Macdonald Wright Architects is an east London architectural practice specialising in well-designed, low energy buildings.

Founded by James Macdonald Wright in 2005, the practice is best known for sensitively marrying high sustainability with cutting-edge design, while taking inspiration from regional vernacular forms and materials.

Macdonald Wright Architects works both alone and in collaboration with other practices when delivering larger projects. Commissions vary in scale from individual pieces of furniture to large country houses and public buildings.

In 2017 Macdonald Wright led the team which won a number of awards including the 2017 RIBA House of the Year.

James Macdonald Wright

James Macdonald Wright has been strongly influenced by exploration of craft based arts and in particular the work of ceramicists. While still at school, Wright worked for the ceramicist Hans Coper and his wife Jane, sparking a lifelong interest in the design and construction of furniture and space. The work of Coper, and his contemporary Lucie Rie, continue to influence Wright’s pristine aesthetic.
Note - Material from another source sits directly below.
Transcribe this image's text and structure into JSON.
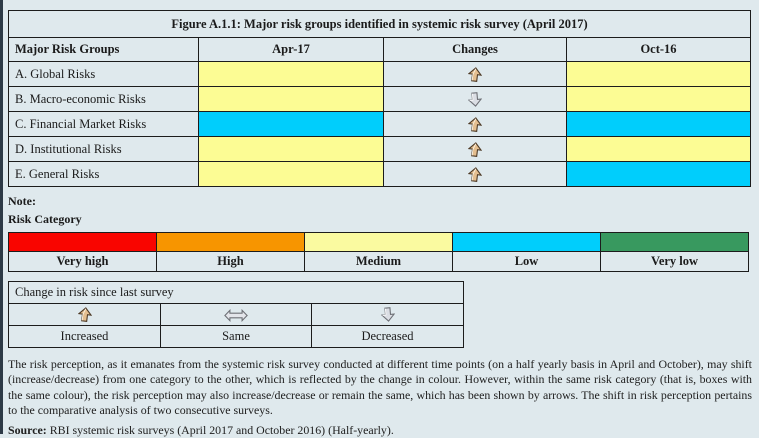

Wright graduated with a 1st class degree in Architecture from Huddersfield, taking a diploma at The Bartlett UCL before becoming a Chartered Architect in 1997.

While at the Bartlett, Wright joined Ellis Williams Architects, becoming an associate in 1998, with projects including the Baltic Gallery in Gateshead. In 2001, Wright started working as an independent consultant for a number of clients before founding Macdonald Wright Architects in 2005.